Where's most of the growth centered?

Las Vegas without a doubt ... massive behemoths with 3, 000 rooms at a pop. Orlando. Disney is adding roughly 3, 000 rooms on their own. Phoenix. And the last market where we're seeing inventory kick in is Washington, D.C., downtown ... as well as the Dulles Airport area.

Will Tampa Bay be next?

Over the course of the next 24 to 26 months, you're going to see a huge influx of new product coming online, all the way from West Shore to Ybor City and downtown (Tampa) in between. There is a lot of pent-up demand

The Ybor hotels would be primarily select-service or limited-service. All the downtown hotels would be primarily full-service, with a possibility of doing one or two large convention hotels. In West Shore, we're looking at a combination of full-service and limited-service.

What about Pinellas County?

There will be growth potential for hotels. Not in the immediate future - I mean two years - but beyond that. The price of land, particularly the price of land on the beaches, has moved up so high because of residential sales that it's hard to build a hotel.
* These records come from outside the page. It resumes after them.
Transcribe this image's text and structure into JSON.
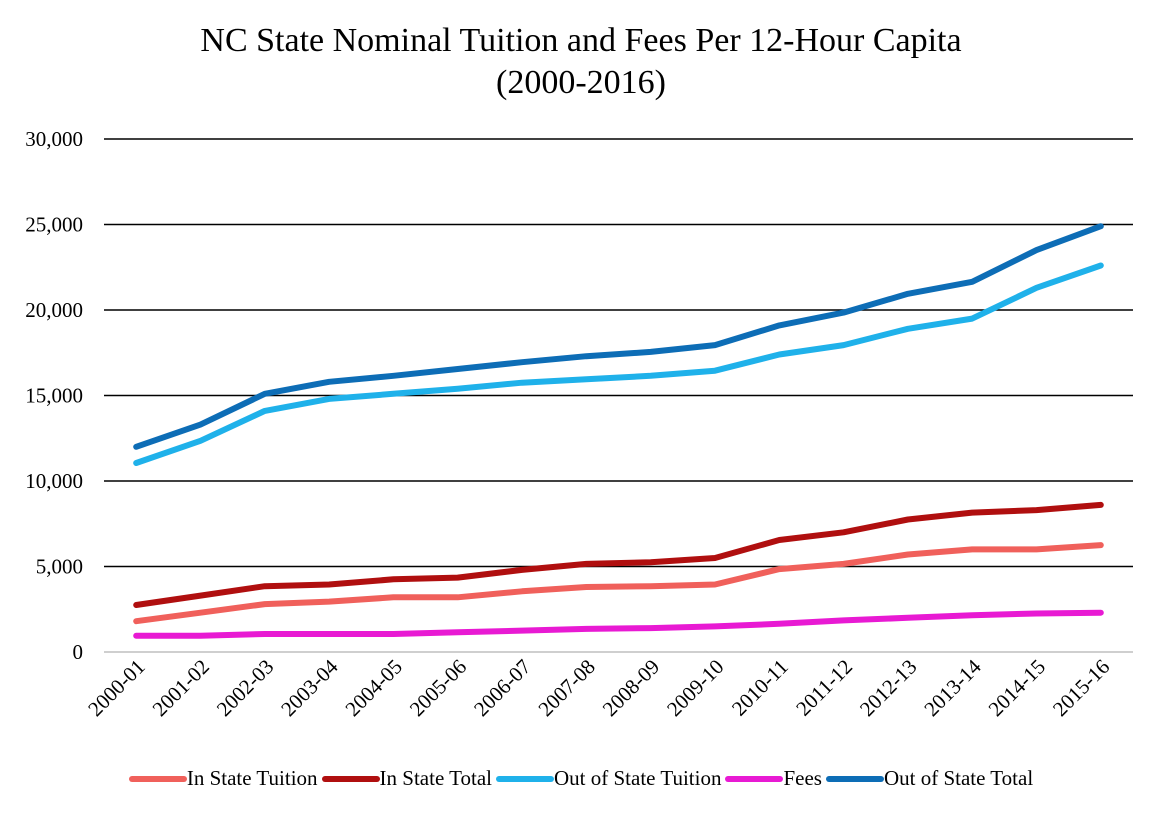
{
  "title_line1": "NC State Nominal Tuition and Fees Per 12-Hour Capita",
  "title_line2": "(2000-2016)",
  "chart_data": {
    "type": "line",
    "title": "NC State Nominal Tuition and Fees Per 12-Hour Capita (2000-2016)",
    "xlabel": "",
    "ylabel": "",
    "ylim": [
      0,
      30000
    ],
    "yticks": [
      0,
      5000,
      10000,
      15000,
      20000,
      25000,
      30000
    ],
    "ytick_labels": [
      "0",
      "5,000",
      "10,000",
      "15,000",
      "20,000",
      "25,000",
      "30,000"
    ],
    "grid": true,
    "legend_position": "bottom",
    "categories": [
      "2000-01",
      "2001-02",
      "2002-03",
      "2003-04",
      "2004-05",
      "2005-06",
      "2006-07",
      "2007-08",
      "2008-09",
      "2009-10",
      "2010-11",
      "2011-12",
      "2012-13",
      "2013-14",
      "2014-15",
      "2015-16"
    ],
    "series": [
      {
        "name": "In State Tuition",
        "color": "#f0605b",
        "values": [
          1800,
          2300,
          2800,
          2950,
          3200,
          3200,
          3550,
          3800,
          3850,
          3950,
          4850,
          5150,
          5700,
          6000,
          6000,
          6250
        ]
      },
      {
        "name": "In State Total",
        "color": "#b00f0f",
        "values": [
          2750,
          3300,
          3850,
          3950,
          4250,
          4350,
          4800,
          5150,
          5250,
          5500,
          6550,
          7000,
          7750,
          8150,
          8300,
          8600
        ]
      },
      {
        "name": "Out of State Tuition",
        "color": "#1fb1ea",
        "values": [
          11050,
          12350,
          14100,
          14800,
          15100,
          15400,
          15750,
          15950,
          16150,
          16450,
          17400,
          17950,
          18900,
          19500,
          21300,
          22600
        ]
      },
      {
        "name": "Fees",
        "color": "#e81ad3",
        "values": [
          950,
          950,
          1050,
          1050,
          1050,
          1150,
          1250,
          1350,
          1400,
          1500,
          1650,
          1850,
          2000,
          2150,
          2250,
          2300
        ]
      },
      {
        "name": "Out of State Total",
        "color": "#0d6db6",
        "values": [
          12000,
          13300,
          15100,
          15800,
          16150,
          16550,
          16950,
          17300,
          17550,
          17950,
          19100,
          19850,
          20950,
          21650,
          23500,
          24900
        ]
      }
    ]
  }
}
But eventually, hotel development will come back strong.

On leisure side, there's tremendous opportunity for growth. There is a huge void of resort product, in the Florida market. There's such huge need for good high-end beach-front resort product, it's not funny.

Why are limited-service hotels without food and beverage service so popular with developers?

Two things. Construction materials. A lot of them are wood. You'll have the first couple floors of concrete, but above that, it's stick-built. The other reason is it's easier to finance them. Most of those ... projects are being financed by local or regional banks ... as opposed to the larger money-center banks.